簡單沖了個澡,套上昨天的衣服,她對著鏡子照了眼,發現衣領已經被陳勉扯得不能看,上半部的胸乳都露著,隱約露出嗑咬嘬吻過的痕跡。
他怎么越來越像狗?從前都沒這么咬過她。
沒法子,成欣然只能穿回剛剛的黑T,再套上下身的半裙。
陳勉家的格局和她現在租住的房子很像,都是坐北朝南,很方正的兩室一廳。
記得以前去陳勉家,他東西多得令她一個女生汗顏。而這處房間布置簡單很多,最醒目的是正面墻的巨大書架,上面擺滿了書。以前陳勉的房間里也有大書架,除了放書之外會擺放各種各樣的獎牌,家族照片,還夾著來自世界各地的明信片等等。
而現在,所有陳設都有種冷冰冰的秩序感,好像這里只是個睡覺的地方。
也不知道這里是不是他經常住的家。
成欣然順手把床單拆下來,扔進洗衣機,她突然瞥到書架的最里側角落有很窄的一格空著。
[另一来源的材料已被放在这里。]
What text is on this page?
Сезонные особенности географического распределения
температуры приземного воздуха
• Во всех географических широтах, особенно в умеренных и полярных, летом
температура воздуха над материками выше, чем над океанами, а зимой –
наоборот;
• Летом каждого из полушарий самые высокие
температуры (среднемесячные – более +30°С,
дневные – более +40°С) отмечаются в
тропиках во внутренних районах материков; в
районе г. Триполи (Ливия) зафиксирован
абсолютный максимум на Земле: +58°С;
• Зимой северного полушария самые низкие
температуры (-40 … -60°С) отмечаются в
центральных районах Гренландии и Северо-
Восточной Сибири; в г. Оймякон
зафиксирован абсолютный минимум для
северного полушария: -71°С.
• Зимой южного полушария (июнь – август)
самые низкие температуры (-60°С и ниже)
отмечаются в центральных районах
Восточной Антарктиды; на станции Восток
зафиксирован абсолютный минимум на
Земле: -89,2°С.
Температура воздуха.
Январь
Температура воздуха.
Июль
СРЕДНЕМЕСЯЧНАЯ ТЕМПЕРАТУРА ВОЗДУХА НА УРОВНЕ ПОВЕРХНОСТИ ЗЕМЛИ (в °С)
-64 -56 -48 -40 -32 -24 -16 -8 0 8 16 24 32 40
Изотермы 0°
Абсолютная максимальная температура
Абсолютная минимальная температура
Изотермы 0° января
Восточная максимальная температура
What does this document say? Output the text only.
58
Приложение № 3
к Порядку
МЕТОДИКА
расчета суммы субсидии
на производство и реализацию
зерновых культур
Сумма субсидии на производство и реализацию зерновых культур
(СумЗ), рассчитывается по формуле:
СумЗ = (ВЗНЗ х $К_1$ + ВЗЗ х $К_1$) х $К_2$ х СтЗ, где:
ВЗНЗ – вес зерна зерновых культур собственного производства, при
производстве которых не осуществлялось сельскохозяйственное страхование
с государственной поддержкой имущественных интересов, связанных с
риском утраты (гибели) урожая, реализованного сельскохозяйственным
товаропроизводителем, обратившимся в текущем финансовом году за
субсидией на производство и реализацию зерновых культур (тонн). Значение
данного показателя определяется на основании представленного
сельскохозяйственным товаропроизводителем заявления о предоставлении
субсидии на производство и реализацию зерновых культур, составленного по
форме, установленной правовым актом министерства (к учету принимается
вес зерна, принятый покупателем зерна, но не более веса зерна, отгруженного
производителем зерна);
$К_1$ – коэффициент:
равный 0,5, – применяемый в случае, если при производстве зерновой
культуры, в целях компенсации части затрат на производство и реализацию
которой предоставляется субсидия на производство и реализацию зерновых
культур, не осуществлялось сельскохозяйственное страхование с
好奇走近一看,最深處擺放著一張畫像。
畫的是陳勉穿著19號球衣,正在執桿控球的瞬間。
以現在成欣然的眼光來看,這樣一張畫甚至都不夠格被稱為作品。
但是,這是十六歲的成欣然親手畫給陳勉的。
實在是好久遠的記憶,她想,現在她都不怎么動手畫畫了呢。
成欣然拿起那幅畫端詳,小時候她買不起質量好的畫紙,現在留白的四周已經泛黃起皮,看起來現在已經被重新壓裱過。
突然,手指被什么剮蹭了一下,翻過來看,背面相框的縫隙里卡著一張照片,證件照大小的尺寸。
是成欣然的側臉。
照片中的她臉頰上還掛著點嬰兒肥,手里舉著單反,正對著古老的廟宇拍照。
她心里像是被玫瑰花刺輕輕扎了一下,脹脹的,又酸酸的。
回憶從來不會磨滅,只會被藏在更深的地方。
成欣然輕輕吐息,將畫框又回歸原位。
離開了陳勉家,成欣然回了劇組的酒店,她來到大宇哥的房間,他們需要把這段時間大的賬目都理清楚。
大多數的組都隨著導演的風格走,成欣然的組很少有事,大宇哥跟她合作溝通成本很低,一向踏實。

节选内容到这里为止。